In the 1830s, Richard France (who still owned the chapel) had arranged for the chapel to be used by the Baptists. It was finally handed over to the Wesleyan Methodists in 1851. The 1851 Religious Census records that 50 people attended morning services there.

In later years, some additions were made to the structure, to provide for toilets and a kitchen. The different brickwork on the photo of the rear of the building shows this. The outside of the main chapel is now painted white, and is of the same brick as the "Sunday School" at the rear. Modern brick gives away the later extensions. The porch also appears to be a later addition, not matching the simplicity of the original architecture, and having two layers of flashing over the join to the building.

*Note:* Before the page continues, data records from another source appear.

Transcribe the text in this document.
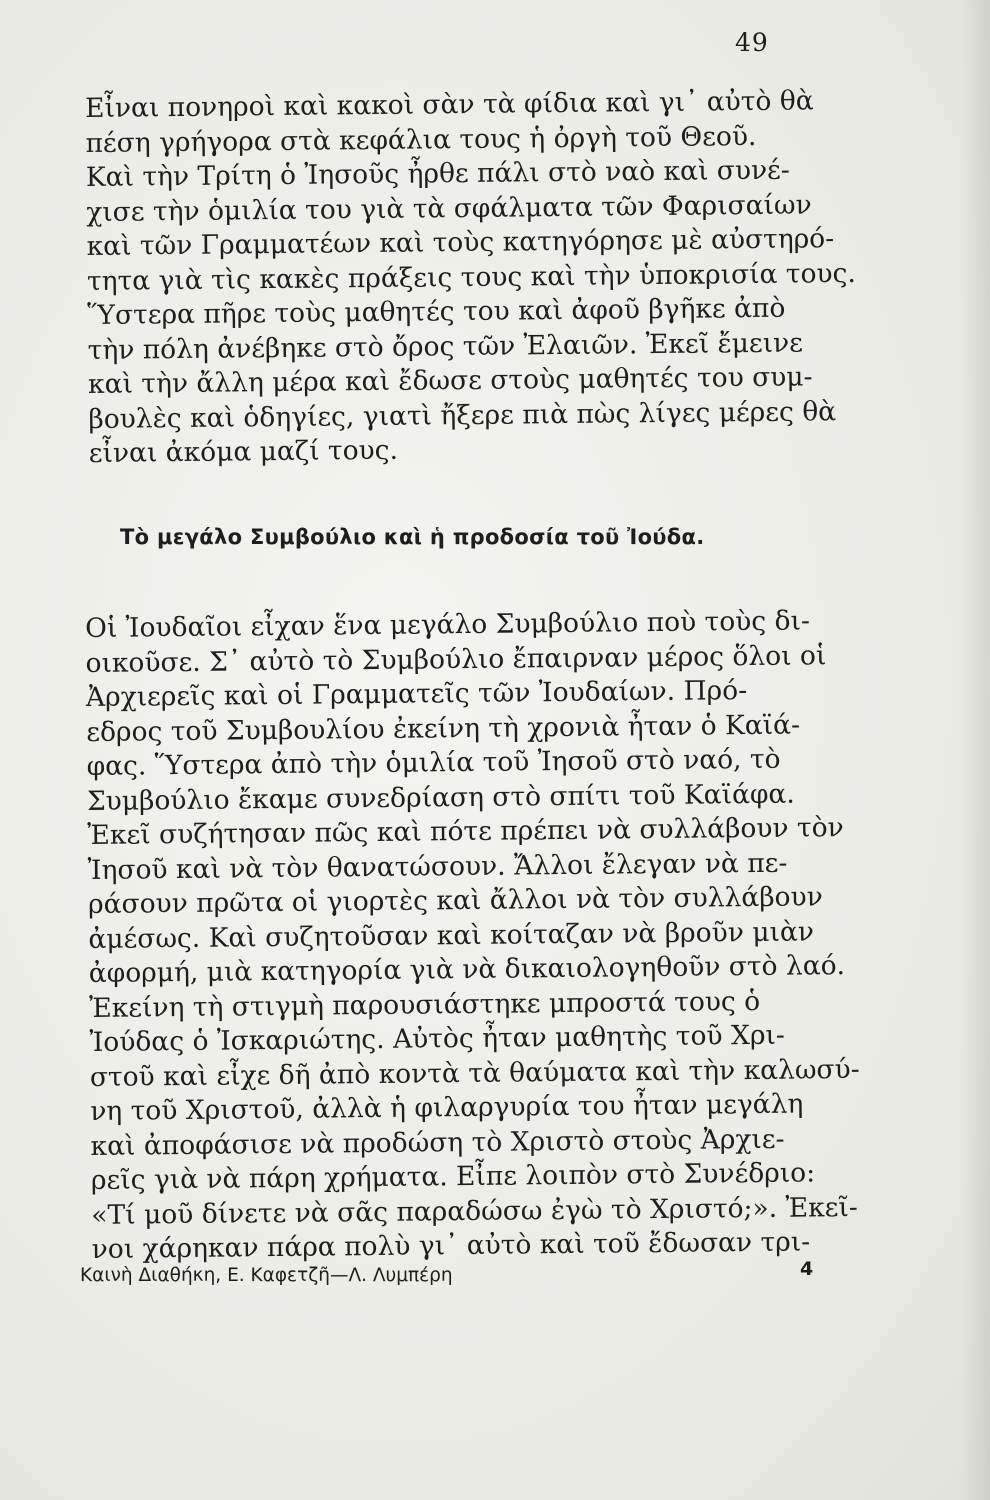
49
Εἶναι πονηροὶ καὶ κακοὶ σὰν τὰ φίδια καὶ γι᾽ αὐτὸ θὰ
πέση γρήγορα στὰ κεφάλια τους ἡ ὀργὴ τοῦ Θεοῦ.
Καὶ τὴν Τρίτη ὁ Ἰησοῦς ἦρθε πάλι στὸ ναὸ καὶ συνέ-
χισε τὴν ὁμιλία του γιὰ τὰ σφάλματα τῶν Φαρισαίων
καὶ τῶν Γραμματέων καὶ τοὺς κατηγόρησε μὲ αὐστηρό-
τητα γιὰ τὶς κακὲς πράξεις τους καὶ τὴν ὑποκρισία τους.
Ὕστερα πῆρε τοὺς μαθητές του καὶ ἀφοῦ βγῆκε ἀπὸ
τὴν πόλη ἀνέβηκε στὸ ὄρος τῶν Ἐλαιῶν. Ἐκεῖ ἔμεινε
καὶ τὴν ἄλλη μέρα καὶ ἔδωσε στοὺς μαθητές του συμ-
βουλὲς καὶ ὁδηγίες, γιατὶ ἤξερε πιὰ πὼς λίγες μέρες θὰ
εἶναι ἀκόμα μαζί τους.
Τὸ μεγάλο Συμβούλιο καὶ ἡ προδοσία τοῦ Ἰούδα.
Οἱ Ἰουδαῖοι εἶχαν ἕνα μεγάλο Συμβούλιο ποὺ τοὺς δι-
οικοῦσε. Σ᾽ αὐτὸ τὸ Συμβούλιο ἔπαιρναν μέρος ὅλοι οἱ
Ἀρχιερεῖς καὶ οἱ Γραμματεῖς τῶν Ἰουδαίων. Πρό-
εδρος τοῦ Συμβουλίου ἐκείνη τὴ χρονιὰ ἦταν ὁ Καϊά-
φας. Ὕστερα ἀπὸ τὴν ὁμιλία τοῦ Ἰησοῦ στὸ ναό, τὸ
Συμβούλιο ἔκαμε συνεδρίαση στὸ σπίτι τοῦ Καϊάφα.
Ἐκεῖ συζήτησαν πῶς καὶ πότε πρέπει νὰ συλλάβουν τὸν
Ἰησοῦ καὶ νὰ τὸν θανατώσουν. Ἄλλοι ἔλεγαν νὰ πε-
ράσουν πρῶτα οἱ γιορτὲς καὶ ἄλλοι νὰ τὸν συλλάβουν
ἀμέσως. Καὶ συζητοῦσαν καὶ κοίταζαν νὰ βροῦν μιὰν
ἀφορμή, μιὰ κατηγορία γιὰ νὰ δικαιολογηθοῦν στὸ λαό.
Ἐκείνη τὴ στιγμὴ παρουσιάστηκε μπροστά τους ὁ
Ἰούδας ὁ Ἰσκαριώτης. Αὐτὸς ἦταν μαθητὴς τοῦ Χρι-
στοῦ καὶ εἶχε δῆ ἀπὸ κοντὰ τὰ θαύματα καὶ τὴν καλωσύ-
νη τοῦ Χριστοῦ, ἀλλὰ ἡ φιλαργυρία του ἦταν μεγάλη
καὶ ἀποφάσισε νὰ προδώση τὸ Χριστὸ στοὺς Ἀρχιε-
ρεῖς γιὰ νὰ πάρη χρήματα. Εἶπε λοιπὸν στὸ Συνέδριο:
«Τί μοῦ δίνετε νὰ σᾶς παραδώσω ἐγὼ τὸ Χριστό;». Ἐκεῖ-
νοι χάρηκαν πάρα πολὺ γι᾽ αὐτὸ καὶ τοῦ ἔδωσαν τρι-
Καινὴ Διαθήκη, Ε. Καφετζῆ—Λ. Λυμπέρη	4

===Architectural riddle===
This history answers the architectural riddle of a 19th-century Methodist chapel with no inscription, unless one is hidden by the porch. The style is more typical of Primitive Methodists, but the building was assigned to the Wesleyans. When the chapel was built, it was normal Methodist practice to display both the date and the branch of Methodism. The plain style, almost square plan, with no inscription, is explained if Richard France built it as a Congregational chapel. However, this description would have allowed France the freedom to invite those preachers of whom he approved, Methodist, Baptist or Independent. There is no doubt as to his non-conformist Christian conviction. The attendance in 1951 shows that a substantial number in the village were non-conformists. It is possible that a factor in his decision was the greater respectability of the Wesleyans coupled with their being the most capable to maintain the building as a place of worship.

===Present day===
The chapel is now a private residence and no longer used for religious purposes.